I have an older grease gun that I use for greasing my older pickup. This is
the hand operated type, with the lever that you pump to get grease.
Lately, I haven't been able to get any pressure when using the lever.
Any suggestions on why no pressure, or should I just get a new one?
Any easy way to alleviate having to open up hand operated grease gun
once or twice per using up one cartridge of grease in order to remove
air which causes gun to pump like it is empty when it is not empty?
I put a metal ring around the plunger shaft, and hang the grease gun with
the nozzle down when not in use.
I'm not sure it makes any difference, but I'm hoping that the grease will
settle towards the pump assenbly at the tip. Which (when not in use) is the
pump assembly at the bottom of the tube.
Seems to work for me.
Don't know what kind of grease gun you have, but
it is either no good or you are doing something
wrong.
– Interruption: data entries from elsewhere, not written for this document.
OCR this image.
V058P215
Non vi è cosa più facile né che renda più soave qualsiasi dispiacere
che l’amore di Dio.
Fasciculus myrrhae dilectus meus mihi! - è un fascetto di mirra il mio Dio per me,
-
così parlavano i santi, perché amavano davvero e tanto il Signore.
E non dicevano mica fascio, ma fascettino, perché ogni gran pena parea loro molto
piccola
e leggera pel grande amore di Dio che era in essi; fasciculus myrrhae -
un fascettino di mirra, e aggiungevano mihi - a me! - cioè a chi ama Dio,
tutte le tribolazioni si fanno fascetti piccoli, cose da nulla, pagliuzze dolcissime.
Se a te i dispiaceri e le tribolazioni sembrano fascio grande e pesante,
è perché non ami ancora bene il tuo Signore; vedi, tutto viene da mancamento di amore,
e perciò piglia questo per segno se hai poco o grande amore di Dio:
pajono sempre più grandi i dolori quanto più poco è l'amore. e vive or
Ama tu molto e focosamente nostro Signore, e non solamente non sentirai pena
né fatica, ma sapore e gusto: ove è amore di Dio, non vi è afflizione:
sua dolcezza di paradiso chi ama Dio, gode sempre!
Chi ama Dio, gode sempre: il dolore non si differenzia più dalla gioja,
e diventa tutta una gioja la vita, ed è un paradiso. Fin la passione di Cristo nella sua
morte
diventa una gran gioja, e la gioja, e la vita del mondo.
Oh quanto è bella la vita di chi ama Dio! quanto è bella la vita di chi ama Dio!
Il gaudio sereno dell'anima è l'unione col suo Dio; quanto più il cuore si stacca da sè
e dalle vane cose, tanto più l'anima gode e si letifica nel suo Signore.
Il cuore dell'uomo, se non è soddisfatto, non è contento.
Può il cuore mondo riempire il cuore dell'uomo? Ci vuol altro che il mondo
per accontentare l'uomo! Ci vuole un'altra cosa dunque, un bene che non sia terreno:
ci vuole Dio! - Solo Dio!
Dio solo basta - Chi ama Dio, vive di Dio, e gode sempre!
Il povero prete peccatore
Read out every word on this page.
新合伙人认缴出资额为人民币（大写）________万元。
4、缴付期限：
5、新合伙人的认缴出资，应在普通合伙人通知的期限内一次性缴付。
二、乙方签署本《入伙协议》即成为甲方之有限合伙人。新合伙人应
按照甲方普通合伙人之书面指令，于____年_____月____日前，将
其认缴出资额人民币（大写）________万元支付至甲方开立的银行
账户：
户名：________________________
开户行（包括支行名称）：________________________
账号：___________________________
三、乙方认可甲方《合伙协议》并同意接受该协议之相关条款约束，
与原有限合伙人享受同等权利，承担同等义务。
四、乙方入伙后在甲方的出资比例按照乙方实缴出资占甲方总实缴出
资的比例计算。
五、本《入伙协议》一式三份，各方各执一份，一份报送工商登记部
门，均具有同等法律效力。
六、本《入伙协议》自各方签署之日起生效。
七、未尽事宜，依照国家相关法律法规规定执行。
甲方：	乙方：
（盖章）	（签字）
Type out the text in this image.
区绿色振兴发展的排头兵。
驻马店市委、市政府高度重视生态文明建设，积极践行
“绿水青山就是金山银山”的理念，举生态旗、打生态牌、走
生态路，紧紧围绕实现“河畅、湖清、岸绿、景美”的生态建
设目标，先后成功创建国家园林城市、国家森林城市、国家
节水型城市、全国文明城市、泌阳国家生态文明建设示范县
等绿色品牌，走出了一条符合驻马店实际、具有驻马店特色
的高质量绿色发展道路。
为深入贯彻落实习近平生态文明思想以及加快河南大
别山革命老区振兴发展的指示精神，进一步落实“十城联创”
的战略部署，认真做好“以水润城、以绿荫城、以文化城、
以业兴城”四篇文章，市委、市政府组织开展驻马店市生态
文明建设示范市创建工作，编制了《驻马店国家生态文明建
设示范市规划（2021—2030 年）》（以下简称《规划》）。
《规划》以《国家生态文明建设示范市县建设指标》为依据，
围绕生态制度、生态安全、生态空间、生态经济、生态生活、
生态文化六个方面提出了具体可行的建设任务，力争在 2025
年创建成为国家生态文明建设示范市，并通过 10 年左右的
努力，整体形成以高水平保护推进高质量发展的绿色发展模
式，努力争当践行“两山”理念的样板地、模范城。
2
Most guns have a plunger at the rear that
puts pressure on the grease to move forward. When
change the cartridge, you pull the plunger out
(and lock it in a slot), you put the cartridge in,
screw the top on, and release the plunger and
push it in. The built in spring continues to push
the grease forward. Perhaps the spring is broken
or missing. The only purpose of the pump is to
build pressure in the tube/hose before the
coupling. If you can unscrew the top without
loosing all the grease on the ground, then the
plunger is not working.
Not in my experience, besides, the pressure on the
grease would make any air move into the hose/tube.
Don't know what he means by pumping the plunger,
but if he means the plunger at the rear end of the
gun (not the handle used to squirt the grease),
that would just stir ups the grease a little. You
can't air lock a gun if the spring mechanism that
pushes the grease forward is working correctly.
Well, maybe you can air lock it if you really try
or it is a piss poor excuse for a grease gun.
I'm not a professional grease monkey but took care
of all my vehicles. Pulling the plunger back to
compress the spring took a lot of muscles on every
grease guns I used. I still vote for a wimpy spring.
Well, guess your supplier does better, maybe... :)
If it's all air, no grease forever, that's different...an occasional
"whiff" on a stroke or two or three has been my experience since was
first big enough to help w/ lube work on the farm. Then we loaded guns
from bulk drum. No real difference now w/ cartridges except slight
convenience that I can tell...
Like Harry, it has been my experience for over 50 years. Have 3
different brand guns now...same prob in all three. Two of them do have
a screw (plug) at the top (end where grease exit tuibe is) the
function of which I have no clue.
On Thu, 09 Jun 2005 00:23:36 GMT, "George E. Cawthon"
i'm not for sure if this has been suggested yet, but my grease gun has
a slotted cap at the top near the handle that i take off when i get
air. i just crack it open until grease starts to come out. if i take
it all the way off, i get a mess.
i've also worked with some guns that have a spring loaded ball bearing
in place of the cap. this way you just push on it until the air comes
hope this helps.
If it pumps w/o being on a zerk then likely the internal seals (o-
rings) have finally worn out. If it won't do even that, guess would
be the loading spring broke or is jammed...
Unless it is a quality gun probably just as well as to replace it as
try the repair if it seals rather than a simple "ah-ha" on the spring/
Oh, of course there's also the outside chance you've got a really big
air bubble and keeping pumping and all will heal itself or the even
remoter chance you've got something foreign blocking the line I
to add a little-it doesn't pump grease, even when not on a grease fitting.
The spring is OK.
I suppose it could just be an air bubble.
occasionally, I will get some pressure, but it only lasts for 4-5 pumps.
Actually, the more likely culprit is the linkage between the handle
and the internal mechanism -- check for one of the link pins missing/
If it does on occasion pump, yes, that sounds like air would be good
possibility. Try pulling the plunger and release it again, trying to
work the plunger down. Sometimes can compress or move the air pocket
around and get it to clear more quickly...
On occasion I've gone so far as to take the tube back out and
"massage" the grease in it to rid it of pockets in really bad cases.